Above-mentioned user preferences label method for digging and device, emotion main body and emotion object is extracted from text, and extract and can characterize emotion main body to the Text eigenvector of the Sentiment orientation of emotion object and video feature vector and/or audio feature vector, according to text proper vector and video feature vector and/or audio feature vector, adopt the Sentiment orientation discrimination model of having trained, judge the Sentiment orientation of emotion main body to emotion object, and generate emotion main body to the hobby label of emotion object according to the Sentiment orientation obtained further; Above-mentioned user preferences label method for digging and device, automatically emotion main body and emotion object can be extracted on the one hand, on the other hand obtain emotion main body to the Sentiment orientation of emotion object in conjunction with Text eigenvector and video feature vector and/or audio feature vector, Sentiment orientation more accurately can be obtained, therefore, not only more can go out user preferences label by intelligent excavating, and the user preferences label that more accurately can reflect that user truly likes can be excavated.

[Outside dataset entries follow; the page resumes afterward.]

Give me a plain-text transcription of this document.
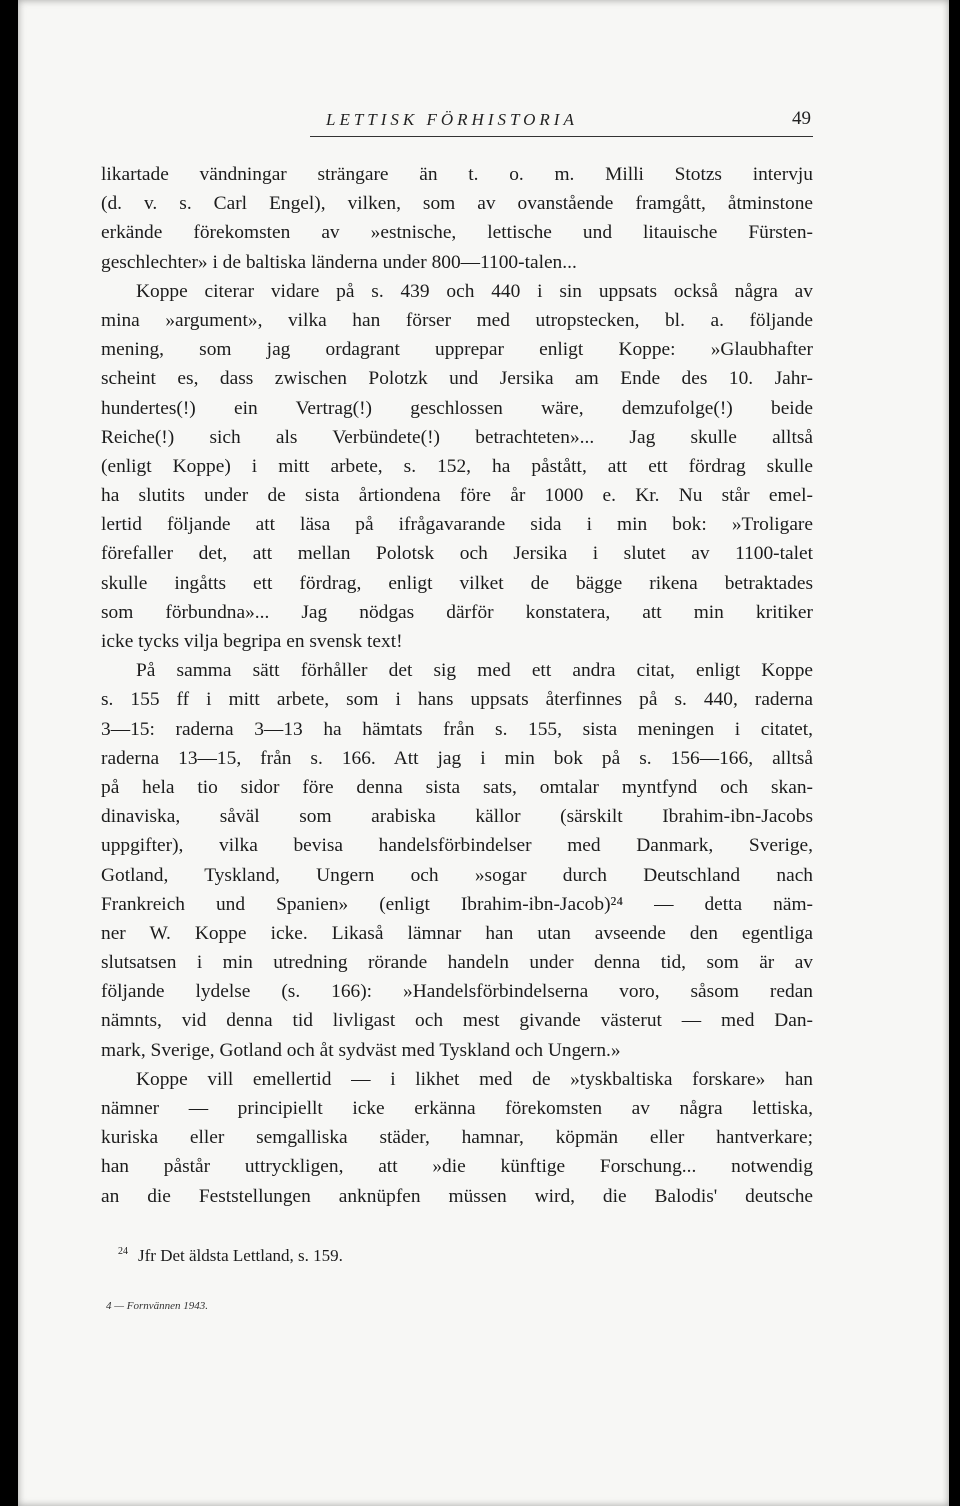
LETTISK FÖRHISTORIA	49
likartade vändningar strängare än t. o. m. Milli Stotzs intervju
(d. v. s. Carl Engel), vilken, som av ovanstående framgått, åtminstone
erkände förekomsten av »estnische, lettische und litauische Fürsten-
geschlechter» i de baltiska länderna under 800—1100-talen...
Koppe citerar vidare på s. 439 och 440 i sin uppsats också några av
mina »argument», vilka han förser med utropstecken, bl. a. följande
mening, som jag ordagrant upprepar enligt Koppe: »Glaubhafter
scheint es, dass zwischen Polotzk und Jersika am Ende des 10. Jahr-
hundertes(!) ein Vertrag(!) geschlossen wäre, demzufolge(!) beide
Reiche(!) sich als Verbündete(!) betrachteten»... Jag skulle alltså
(enligt Koppe) i mitt arbete, s. 152, ha påstått, att ett fördrag skulle
ha slutits under de sista årtiondena före år 1000 e. Kr. Nu står emel-
lertid följande att läsa på ifrågavarande sida i min bok: »Troligare
förefaller det, att mellan Polotsk och Jersika i slutet av 1100-talet
skulle ingåtts ett fördrag, enligt vilket de bägge rikena betraktades
som förbundna»... Jag nödgas därför konstatera, att min kritiker
icke tycks vilja begripa en svensk text!
På samma sätt förhåller det sig med ett andra citat, enligt Koppe
s. 155 ff i mitt arbete, som i hans uppsats återfinnes på s. 440, raderna
3—15: raderna 3—13 ha hämtats från s. 155, sista meningen i citatet,
raderna 13—15, från s. 166. Att jag i min bok på s. 156—166, alltså
på hela tio sidor före denna sista sats, omtalar myntfynd och skan-
dinaviska, såväl som arabiska källor (särskilt Ibrahim-ibn-Jacobs
uppgifter), vilka bevisa handelsförbindelser med Danmark, Sverige,
Gotland, Tyskland, Ungern och »sogar durch Deutschland nach
Frankreich und Spanien» (enligt Ibrahim-ibn-Jacob)²⁴ — detta näm-
ner W. Koppe icke. Likaså lämnar han utan avseende den egentliga
slutsatsen i min utredning rörande handeln under denna tid, som är av
följande lydelse (s. 166): »Handelsförbindelserna voro, såsom redan
nämnts, vid denna tid livligast och mest givande västerut — med Dan-
mark, Sverige, Gotland och åt sydväst med Tyskland och Ungern.»
Koppe vill emellertid — i likhet med de »tyskbaltiska forskare» han
nämner — principiellt icke erkänna förekomsten av några lettiska,
kuriska eller semgalliska städer, hamnar, köpmän eller hantverkare;
han påstår uttryckligen, att »die künftige Forschung... notwendig
an die Feststellungen anknüpfen müssen wird, die Balodis' deutsche
$^{24}$ Jfr Det äldsta Lettland, s. 159.
4 — Fornvännen 1943.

The above embodiment only have expressed several embodiment of the present invention, and it describes comparatively concrete and detailed, but therefore can not be interpreted as the restriction to the scope of the claims of the present invention.It should be pointed out that for the person of ordinary skill of the art, without departing from the inventive concept of the premise, can also make some distortion and improvement, these all belong to protection scope of the present invention.Therefore, the protection domain of patent of the present invention should be as the criterion with claims.

Claims (14)

1. a user preferences label method for digging, comprises the following steps:
Obtain text to be analyzed and audio frequency corresponding to text and/or facial video;
Participle is carried out to described text, obtains the word sequence forming described text;
Extract the word as emotion main body and emotion object in described word sequence;
Go out to characterize the Text eigenvector of described emotion main body to the Sentiment orientation of described emotion object according to described Text Feature Extraction;
Go out to characterize the audio feature vector of described emotion main body to the Sentiment orientation of described emotion object according to described audio extraction, and/or, go out to characterize the video feature vector of described emotion main body to the Sentiment orientation of described emotion object according to described facial video extraction;
According to described Text eigenvector and described video feature vector and/or audio feature vector, adopt the Sentiment orientation discrimination model of having trained, judge the Sentiment orientation of described emotion main body to described emotion object;
The hobby label of described emotion main body to described emotion object is generated according to the described Sentiment orientation obtained.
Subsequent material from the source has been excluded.